Unlike Mercedes McCambridge’s portrayal, which is wooden and bitter as a crab apple, Crumb vamps, mugs, flails, spins, accelerating Emma into a maniacal wind-up toy. She only has to stroke McLane’s arms in brief, surprised rapture––a gesture incidental to Emma’s attempt to lynch Vienna––for us to guffaw knowingly at Emma’s desire. But there’s enough restraint to the actors’ innuendo that the sexual hilarity never grows wearisome. McLane and Blanchard play 50s screen idols expertly, voices spitting drama, bodies striking poses.

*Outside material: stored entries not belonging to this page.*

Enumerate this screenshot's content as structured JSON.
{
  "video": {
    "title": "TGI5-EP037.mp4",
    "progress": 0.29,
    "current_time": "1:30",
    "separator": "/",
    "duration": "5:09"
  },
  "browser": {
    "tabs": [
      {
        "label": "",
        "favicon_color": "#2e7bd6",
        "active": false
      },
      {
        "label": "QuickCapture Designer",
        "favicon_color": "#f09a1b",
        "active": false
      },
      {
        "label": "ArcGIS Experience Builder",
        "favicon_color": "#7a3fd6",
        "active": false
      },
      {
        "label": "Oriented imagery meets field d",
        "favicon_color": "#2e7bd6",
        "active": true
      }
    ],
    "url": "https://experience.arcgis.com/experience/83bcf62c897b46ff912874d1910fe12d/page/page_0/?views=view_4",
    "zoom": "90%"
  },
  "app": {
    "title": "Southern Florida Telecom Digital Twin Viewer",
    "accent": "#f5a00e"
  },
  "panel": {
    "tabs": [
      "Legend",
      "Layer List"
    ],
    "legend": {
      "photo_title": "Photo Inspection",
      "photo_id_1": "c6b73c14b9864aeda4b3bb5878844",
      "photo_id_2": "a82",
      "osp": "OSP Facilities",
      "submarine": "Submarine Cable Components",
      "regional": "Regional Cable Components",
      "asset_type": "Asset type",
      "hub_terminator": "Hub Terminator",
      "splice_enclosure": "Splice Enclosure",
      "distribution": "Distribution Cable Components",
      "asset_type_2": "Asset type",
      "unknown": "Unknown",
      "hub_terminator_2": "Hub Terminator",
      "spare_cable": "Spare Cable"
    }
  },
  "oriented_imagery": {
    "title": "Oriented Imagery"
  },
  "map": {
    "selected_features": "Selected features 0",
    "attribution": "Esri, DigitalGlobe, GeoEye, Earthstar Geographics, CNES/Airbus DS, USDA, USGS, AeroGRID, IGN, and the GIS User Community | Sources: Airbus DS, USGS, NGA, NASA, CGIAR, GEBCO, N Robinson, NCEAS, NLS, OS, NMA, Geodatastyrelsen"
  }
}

The cast knows their audience. In the 21st century, even a house filled with middle aged straight couples chuckles good-naturedly at the “homotextual” undertones of moments like when a male saloon worker says to Johnny, “That’s a lot of man you’re carrying in those boots, stranger.” When Blanchard, having crooned his way à la Englebert Humperdinck through his torch song “Tell Me a Lie,” rips open his shirt, the whole house goes wild, the audience as polymorphously excited as Emma.

“Johnny Guitar” is intimate, mildly sophisticated fun, and the small venue serves it well. On the narrow stage, the witty artifice of Van Santfoord’s set becomes a running sight gag; a tumbleweed is pulled stage left by a not-so-invisible string, a cardboard moon rises, swinging doors slide into place in front of a waiting Blanchard. The orchestration is necessarily spare: a quartet perched above the action on a crowded riser done up as a bluff. Doo-wop, southwestern pop and lounge singing are set in arrangements that let the cast show off terrific pipes.

McLane belts from one number to the next. In fact, there’s not a dropped note in the show, and that’s an achievement because the spare production makes room for baroque lyrics. “It was us brought the murdering heathens to heel, bringing civilized ways to the West, and before I would allow anybody to steal what we fought for and died for my heart would have to lie cold as a stone in my chest” is a mouthful to sing, and that’s part of the joke. The full-tilt excesses of the 50s psychodrama are sent up in lyrics like “tell me the truth: tell me a lie” and “for being a tramp, she’s branded a tramp.”

If it’s all a little reductive and a lot silly, who cares? The tunes are toe-tappers, and the cast is having such a good time that the audience can’t help but enjoy themselves. Good thing the show has an open-ended run. On the night I saw it, Emma entered with her posse in the second act, and the audience spontaneously hissed. It was a hint that “Johnny Guitar” was becoming a cult classic all over again, this time on the stage.